I see learning to program, and concern about the code level, as distinct from the lowest level in the five levels that Ian Bogost has discussed, that of platform. The understanding of digital media requires that we understand the software that makes up platforms (BASIC interpreters, Java runtimes) and the software that makes up artworks and other creative programs.

At the platform level, we could discuss why it might be harder to write a program like this on a Windows Vista machine as opposed to a Commodore 64. We could discuss what might make Python better than BASIC for projects like this today, technically and in terms of the embedding of these languages in society.

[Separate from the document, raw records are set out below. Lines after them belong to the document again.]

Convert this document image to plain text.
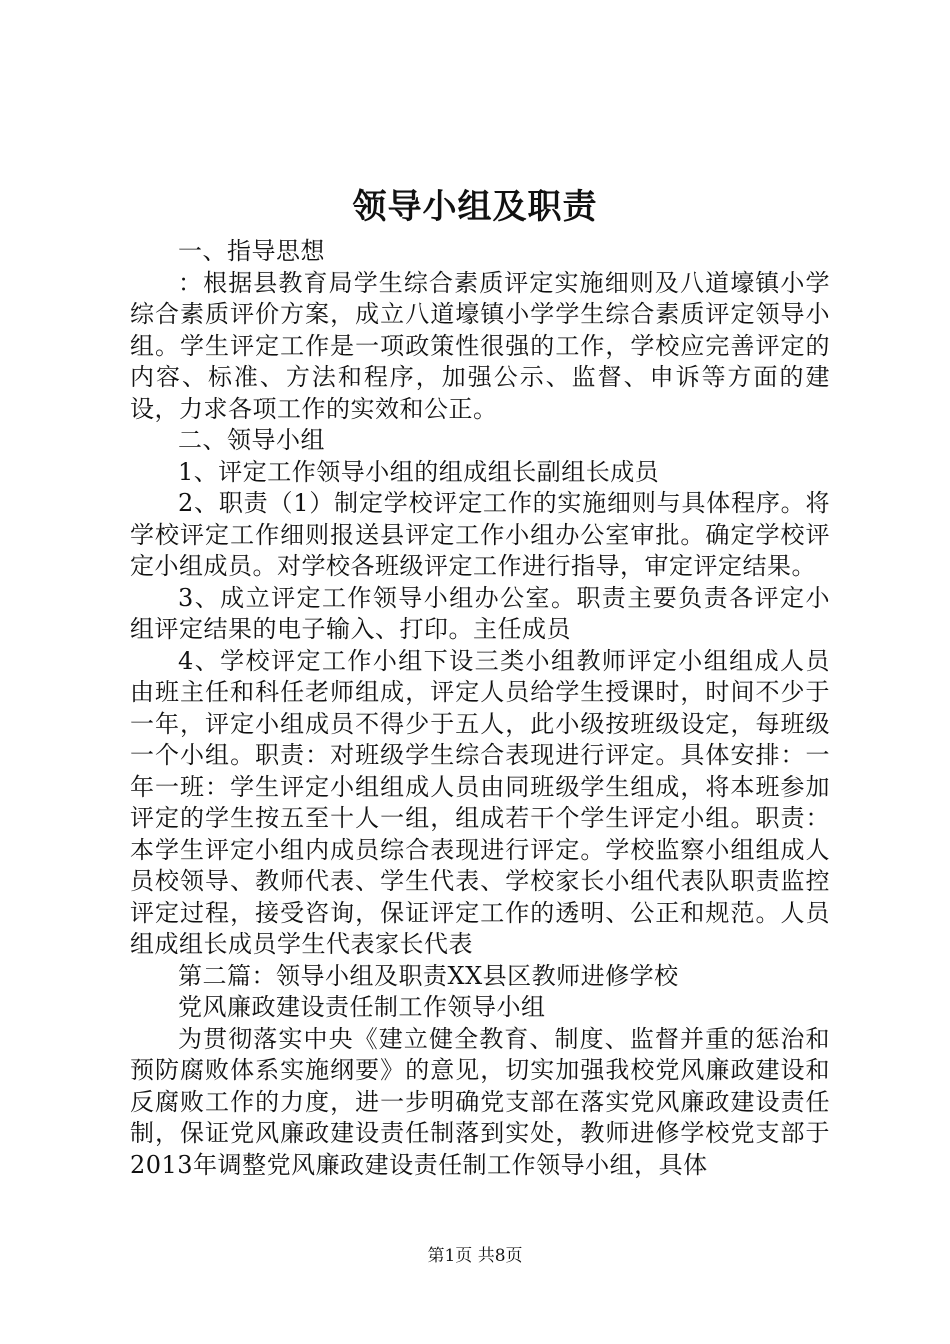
领导小组及职责

一、指导思想

：根据县教育局学生综合素质评定实施细则及八道壕镇小学综合素质评价方案，成立八道壕镇小学学生综合素质评定领导小组。学生评定工作是一项政策性很强的工作，学校应完善评定的内容、标准、方法和程序，加强公示、监督、申诉等方面的建设，力求各项工作的实效和公正。

二、领导小组

1、评定工作领导小组的组成组长副组长成员

2、职责（1）制定学校评定工作的实施细则与具体程序。将学校评定工作细则报送县评定工作小组办公室审批。确定学校评定小组成员。对学校各班级评定工作进行指导，审定评定结果。

3、成立评定工作领导小组办公室。职责主要负责各评定小组评定结果的电子输入、打印。主任成员

4、学校评定工作小组下设三类小组教师评定小组组成人员由班主任和科任老师组成，评定人员给学生授课时，时间不少于一年，评定小组成员不得少于五人，此小级按班级设定，每班级一个小组。职责：对班级学生综合表现进行评定。具体安排：一年一班：学生评定小组组成人员由同班级学生组成，将本班参加评定的学生按五至十人一组，组成若干个学生评定小组。职责：本学生评定小组内成员综合表现进行评定。学校监察小组组成人员校领导、教师代表、学生代表、学校家长小组代表队职责监控评定过程，接受咨询，保证评定工作的透明、公正和规范。人员组成组长成员学生代表家长代表

第二篇：领导小组及职责XX县区教师进修学校

党风廉政建设责任制工作领导小组

为贯彻落实中央《建立健全教育、制度、监督并重的惩治和预防腐败体系实施纲要》的意见，切实加强我校党风廉政建设和反腐败工作的力度，进一步明确党支部在落实党风廉政建设责任制，保证党风廉政建设责任制落到实处，教师进修学校党支部于2013年调整党风廉政建设责任制工作领导小组，具体

第1页 共8页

At the code level, we could consider why I made specific choices that I did, given that Python allows variables to be named arbitrarily and things to be done in several ways. The levels are adjacent and are strongly related, but it's still possible to usefully focus on one or the other.

These voices are simple but, in my experience, very useful investigations into what the computer can do with langauge. I invite you to take a look at the program, which is available for download from nickm.com and grandtextauto.org, and modify it or write one of your own to create your own voice.

Generating sentences independently at random is a legitimate capability of the computer, but hardly the only one. Before we even consider complex operations such as parsing, it's worth remembering that the computer can sort, reverse, and transform according to rules as easily as scissors can cut paper.

Writing a text generator of a few lines is experimental in the sense that Burroughs used the term - it is something to do, something offering insight into computing and language. So, I suggest to everyone who has tried running with scissors: Try executing with a computer. See what code can do to language.